Prescribing data from the period 01/07/2023 to 30/06/2024 showed that prescribing of medicines such as antibiotics and strong painkillers were managed appropriately. We carried out clinical searches on patient records and found: Patients who were on medicines which needed regular monitoring had not always received appropriate monitoring. Our searches showed all 20 patients on a disease modifying medicine had not had the required blood tests prior to prescriptions being issued.

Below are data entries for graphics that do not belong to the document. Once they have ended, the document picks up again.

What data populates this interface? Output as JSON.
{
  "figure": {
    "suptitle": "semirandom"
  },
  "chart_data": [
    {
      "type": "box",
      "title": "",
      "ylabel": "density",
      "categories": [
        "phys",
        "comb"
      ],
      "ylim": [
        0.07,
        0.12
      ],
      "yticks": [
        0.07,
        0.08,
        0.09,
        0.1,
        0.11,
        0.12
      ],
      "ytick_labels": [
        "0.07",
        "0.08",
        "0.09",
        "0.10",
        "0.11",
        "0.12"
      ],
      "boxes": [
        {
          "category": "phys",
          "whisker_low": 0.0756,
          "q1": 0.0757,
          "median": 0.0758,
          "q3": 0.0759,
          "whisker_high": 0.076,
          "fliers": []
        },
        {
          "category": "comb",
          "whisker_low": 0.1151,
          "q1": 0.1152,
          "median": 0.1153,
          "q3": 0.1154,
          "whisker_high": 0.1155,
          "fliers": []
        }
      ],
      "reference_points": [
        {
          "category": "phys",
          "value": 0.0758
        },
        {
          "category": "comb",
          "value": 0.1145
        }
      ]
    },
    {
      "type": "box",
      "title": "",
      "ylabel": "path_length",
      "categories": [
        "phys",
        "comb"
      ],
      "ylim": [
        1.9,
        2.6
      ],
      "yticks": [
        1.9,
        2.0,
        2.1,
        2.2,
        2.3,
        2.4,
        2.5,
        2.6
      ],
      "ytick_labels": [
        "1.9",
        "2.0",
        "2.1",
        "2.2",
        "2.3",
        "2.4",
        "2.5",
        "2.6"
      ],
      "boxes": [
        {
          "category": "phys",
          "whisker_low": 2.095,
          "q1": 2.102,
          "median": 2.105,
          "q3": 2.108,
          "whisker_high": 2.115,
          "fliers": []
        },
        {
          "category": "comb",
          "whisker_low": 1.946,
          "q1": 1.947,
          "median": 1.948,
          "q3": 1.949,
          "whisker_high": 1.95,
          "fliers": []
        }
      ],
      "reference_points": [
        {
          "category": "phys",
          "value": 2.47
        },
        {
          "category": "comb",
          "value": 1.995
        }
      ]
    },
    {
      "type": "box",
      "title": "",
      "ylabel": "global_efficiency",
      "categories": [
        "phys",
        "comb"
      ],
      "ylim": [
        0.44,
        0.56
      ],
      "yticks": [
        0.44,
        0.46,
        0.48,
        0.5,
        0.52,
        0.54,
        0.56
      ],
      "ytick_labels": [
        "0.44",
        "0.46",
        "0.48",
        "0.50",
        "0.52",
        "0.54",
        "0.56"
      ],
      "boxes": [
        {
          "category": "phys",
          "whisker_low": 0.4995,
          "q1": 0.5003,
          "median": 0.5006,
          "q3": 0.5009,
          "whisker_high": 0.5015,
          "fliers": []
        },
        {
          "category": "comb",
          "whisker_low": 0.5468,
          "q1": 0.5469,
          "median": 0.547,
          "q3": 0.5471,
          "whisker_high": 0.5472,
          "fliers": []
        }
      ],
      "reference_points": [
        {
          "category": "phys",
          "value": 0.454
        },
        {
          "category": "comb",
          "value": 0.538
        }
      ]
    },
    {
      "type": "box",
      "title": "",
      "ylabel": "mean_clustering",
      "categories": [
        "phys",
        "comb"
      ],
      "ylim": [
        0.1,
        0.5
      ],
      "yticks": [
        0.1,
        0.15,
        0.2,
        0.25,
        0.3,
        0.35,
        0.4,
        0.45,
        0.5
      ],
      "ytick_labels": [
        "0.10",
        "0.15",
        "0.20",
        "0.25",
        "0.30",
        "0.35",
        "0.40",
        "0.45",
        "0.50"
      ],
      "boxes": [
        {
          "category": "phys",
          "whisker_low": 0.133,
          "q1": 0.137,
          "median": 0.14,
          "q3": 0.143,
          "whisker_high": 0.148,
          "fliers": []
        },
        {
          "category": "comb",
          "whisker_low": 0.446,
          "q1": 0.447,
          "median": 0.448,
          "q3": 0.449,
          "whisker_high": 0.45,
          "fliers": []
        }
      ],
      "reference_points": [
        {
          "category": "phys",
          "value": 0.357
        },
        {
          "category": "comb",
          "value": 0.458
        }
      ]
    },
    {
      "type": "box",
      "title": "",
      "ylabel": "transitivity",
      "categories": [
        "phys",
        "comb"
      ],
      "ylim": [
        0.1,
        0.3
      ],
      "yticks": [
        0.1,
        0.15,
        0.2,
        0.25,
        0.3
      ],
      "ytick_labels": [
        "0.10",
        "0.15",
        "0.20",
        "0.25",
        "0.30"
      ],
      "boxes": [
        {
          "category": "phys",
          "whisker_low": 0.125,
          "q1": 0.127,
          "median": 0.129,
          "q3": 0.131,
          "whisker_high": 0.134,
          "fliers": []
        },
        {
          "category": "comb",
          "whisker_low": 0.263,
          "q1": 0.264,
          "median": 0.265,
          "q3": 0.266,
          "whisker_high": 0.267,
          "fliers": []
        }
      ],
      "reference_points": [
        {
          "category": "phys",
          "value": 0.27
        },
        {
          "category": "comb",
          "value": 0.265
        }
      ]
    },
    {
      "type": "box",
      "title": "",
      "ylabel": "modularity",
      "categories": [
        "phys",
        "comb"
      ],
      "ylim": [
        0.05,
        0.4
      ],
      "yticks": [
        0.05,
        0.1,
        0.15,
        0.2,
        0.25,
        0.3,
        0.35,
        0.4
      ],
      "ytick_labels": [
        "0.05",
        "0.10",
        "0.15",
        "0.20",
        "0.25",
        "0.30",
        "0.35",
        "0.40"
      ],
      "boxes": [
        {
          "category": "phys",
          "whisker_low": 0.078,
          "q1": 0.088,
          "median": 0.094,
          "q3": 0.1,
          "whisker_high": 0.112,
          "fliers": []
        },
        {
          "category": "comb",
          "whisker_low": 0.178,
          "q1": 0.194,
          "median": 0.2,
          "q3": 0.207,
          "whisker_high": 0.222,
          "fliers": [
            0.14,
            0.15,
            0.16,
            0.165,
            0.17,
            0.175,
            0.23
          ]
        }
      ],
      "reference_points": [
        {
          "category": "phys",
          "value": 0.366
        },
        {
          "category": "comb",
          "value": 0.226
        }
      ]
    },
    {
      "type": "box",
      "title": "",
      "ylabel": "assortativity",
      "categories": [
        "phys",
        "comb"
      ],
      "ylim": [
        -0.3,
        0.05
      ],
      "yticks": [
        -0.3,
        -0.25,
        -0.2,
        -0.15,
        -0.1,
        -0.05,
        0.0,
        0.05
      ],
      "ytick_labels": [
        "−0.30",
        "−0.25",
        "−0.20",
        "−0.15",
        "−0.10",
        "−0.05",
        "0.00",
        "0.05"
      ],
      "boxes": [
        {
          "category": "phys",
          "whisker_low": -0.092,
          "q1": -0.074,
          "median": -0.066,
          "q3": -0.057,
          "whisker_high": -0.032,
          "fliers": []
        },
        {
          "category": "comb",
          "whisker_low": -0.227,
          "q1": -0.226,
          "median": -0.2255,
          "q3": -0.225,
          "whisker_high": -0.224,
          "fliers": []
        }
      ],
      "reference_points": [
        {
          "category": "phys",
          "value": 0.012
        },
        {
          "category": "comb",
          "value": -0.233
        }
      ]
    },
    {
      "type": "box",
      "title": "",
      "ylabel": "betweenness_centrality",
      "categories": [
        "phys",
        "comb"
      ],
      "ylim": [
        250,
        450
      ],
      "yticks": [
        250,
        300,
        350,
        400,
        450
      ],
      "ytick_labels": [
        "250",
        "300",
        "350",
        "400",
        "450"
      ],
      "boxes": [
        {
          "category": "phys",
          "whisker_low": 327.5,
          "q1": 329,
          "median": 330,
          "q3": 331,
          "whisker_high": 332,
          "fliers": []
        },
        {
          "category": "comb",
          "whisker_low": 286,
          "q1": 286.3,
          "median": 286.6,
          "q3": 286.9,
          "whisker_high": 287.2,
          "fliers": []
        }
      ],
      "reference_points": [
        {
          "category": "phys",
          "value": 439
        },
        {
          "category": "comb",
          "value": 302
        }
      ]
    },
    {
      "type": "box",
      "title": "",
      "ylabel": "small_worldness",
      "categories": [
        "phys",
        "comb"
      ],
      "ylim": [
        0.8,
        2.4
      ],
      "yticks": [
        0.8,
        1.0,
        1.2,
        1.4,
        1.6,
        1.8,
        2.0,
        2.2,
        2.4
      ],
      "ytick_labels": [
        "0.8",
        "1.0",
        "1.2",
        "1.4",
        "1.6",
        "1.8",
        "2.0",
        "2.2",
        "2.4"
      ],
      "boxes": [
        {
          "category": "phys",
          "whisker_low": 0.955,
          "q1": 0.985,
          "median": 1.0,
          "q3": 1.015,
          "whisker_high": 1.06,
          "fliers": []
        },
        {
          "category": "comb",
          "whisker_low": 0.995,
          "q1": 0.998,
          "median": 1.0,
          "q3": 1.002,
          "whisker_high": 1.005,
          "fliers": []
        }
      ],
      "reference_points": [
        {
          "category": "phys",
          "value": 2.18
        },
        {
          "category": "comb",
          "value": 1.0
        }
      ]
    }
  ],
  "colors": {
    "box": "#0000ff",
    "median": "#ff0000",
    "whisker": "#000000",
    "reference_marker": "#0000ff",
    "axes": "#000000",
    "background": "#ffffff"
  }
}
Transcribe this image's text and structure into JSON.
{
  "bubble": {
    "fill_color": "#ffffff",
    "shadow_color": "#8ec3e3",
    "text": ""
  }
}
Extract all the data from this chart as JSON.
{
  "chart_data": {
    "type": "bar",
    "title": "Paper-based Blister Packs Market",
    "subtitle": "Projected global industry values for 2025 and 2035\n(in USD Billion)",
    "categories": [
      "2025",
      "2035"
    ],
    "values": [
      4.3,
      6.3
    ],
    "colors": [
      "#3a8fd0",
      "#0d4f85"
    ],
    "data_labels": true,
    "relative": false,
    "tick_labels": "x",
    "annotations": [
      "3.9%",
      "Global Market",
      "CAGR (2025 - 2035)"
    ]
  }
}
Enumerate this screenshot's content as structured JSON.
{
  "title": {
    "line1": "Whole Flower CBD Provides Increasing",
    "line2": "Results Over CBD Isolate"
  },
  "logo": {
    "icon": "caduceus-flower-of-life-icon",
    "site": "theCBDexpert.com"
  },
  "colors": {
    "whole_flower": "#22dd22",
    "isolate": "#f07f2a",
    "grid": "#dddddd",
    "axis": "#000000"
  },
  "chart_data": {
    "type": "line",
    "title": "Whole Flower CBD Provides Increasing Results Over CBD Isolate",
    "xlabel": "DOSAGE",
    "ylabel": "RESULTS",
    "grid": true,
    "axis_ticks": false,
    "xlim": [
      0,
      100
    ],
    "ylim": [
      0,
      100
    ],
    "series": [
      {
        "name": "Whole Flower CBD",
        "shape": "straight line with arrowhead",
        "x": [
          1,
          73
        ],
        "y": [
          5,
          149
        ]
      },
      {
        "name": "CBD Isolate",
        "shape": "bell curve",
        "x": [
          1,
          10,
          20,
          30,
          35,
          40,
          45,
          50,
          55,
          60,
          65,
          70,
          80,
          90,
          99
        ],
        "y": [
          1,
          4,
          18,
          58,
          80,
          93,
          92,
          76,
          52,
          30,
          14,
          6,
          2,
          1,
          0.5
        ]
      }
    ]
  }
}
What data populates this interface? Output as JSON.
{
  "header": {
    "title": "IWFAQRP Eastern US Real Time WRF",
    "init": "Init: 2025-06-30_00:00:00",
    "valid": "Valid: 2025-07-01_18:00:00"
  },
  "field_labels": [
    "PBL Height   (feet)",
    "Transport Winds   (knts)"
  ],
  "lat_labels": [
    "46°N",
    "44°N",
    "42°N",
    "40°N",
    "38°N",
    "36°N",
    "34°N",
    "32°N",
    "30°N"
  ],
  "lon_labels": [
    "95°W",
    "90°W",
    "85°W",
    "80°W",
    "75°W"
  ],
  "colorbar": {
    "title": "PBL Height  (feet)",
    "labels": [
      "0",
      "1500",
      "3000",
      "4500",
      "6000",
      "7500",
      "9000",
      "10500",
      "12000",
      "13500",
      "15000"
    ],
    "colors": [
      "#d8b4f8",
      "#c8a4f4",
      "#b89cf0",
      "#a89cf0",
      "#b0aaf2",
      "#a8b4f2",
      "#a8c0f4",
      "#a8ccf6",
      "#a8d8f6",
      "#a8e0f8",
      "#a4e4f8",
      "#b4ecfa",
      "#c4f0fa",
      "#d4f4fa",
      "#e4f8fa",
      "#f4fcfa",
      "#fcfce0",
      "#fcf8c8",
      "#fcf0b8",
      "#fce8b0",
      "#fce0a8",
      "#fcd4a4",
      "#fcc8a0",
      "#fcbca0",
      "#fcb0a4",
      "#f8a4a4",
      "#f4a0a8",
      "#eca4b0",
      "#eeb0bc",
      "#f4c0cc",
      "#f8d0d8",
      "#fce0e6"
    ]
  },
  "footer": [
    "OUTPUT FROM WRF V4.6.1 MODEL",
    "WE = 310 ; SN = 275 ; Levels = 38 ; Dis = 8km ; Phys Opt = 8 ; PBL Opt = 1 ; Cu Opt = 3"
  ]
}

We sampled 5 records and found that 3 patients were still under secondary care for their treatment and monitoring. Information was provided which showed that 2 patients showed blood tests had been arranged. The practice had 2354 patients on heart medicines which needed blood tests and blood pressure reading to be carried out. Of these 119 patients had not had the required monitoring within recommended timescales. We sampled 5 patient records and found that 3 patients had been sent text reminders to have the monitoring carried out. One of the patients had not received any reminders to attend for monitoring and the other patient had not responded to invitations for blood tests. We discussed these findings with the practice and they explained that they were in the process of changing the review system so that patients were invited for a review in their birthday month. A reminder was sent to the patient who had not received any reminders and an appointment was arranged. The other patient was contacted by a GP to request them to attend for the required monitoring.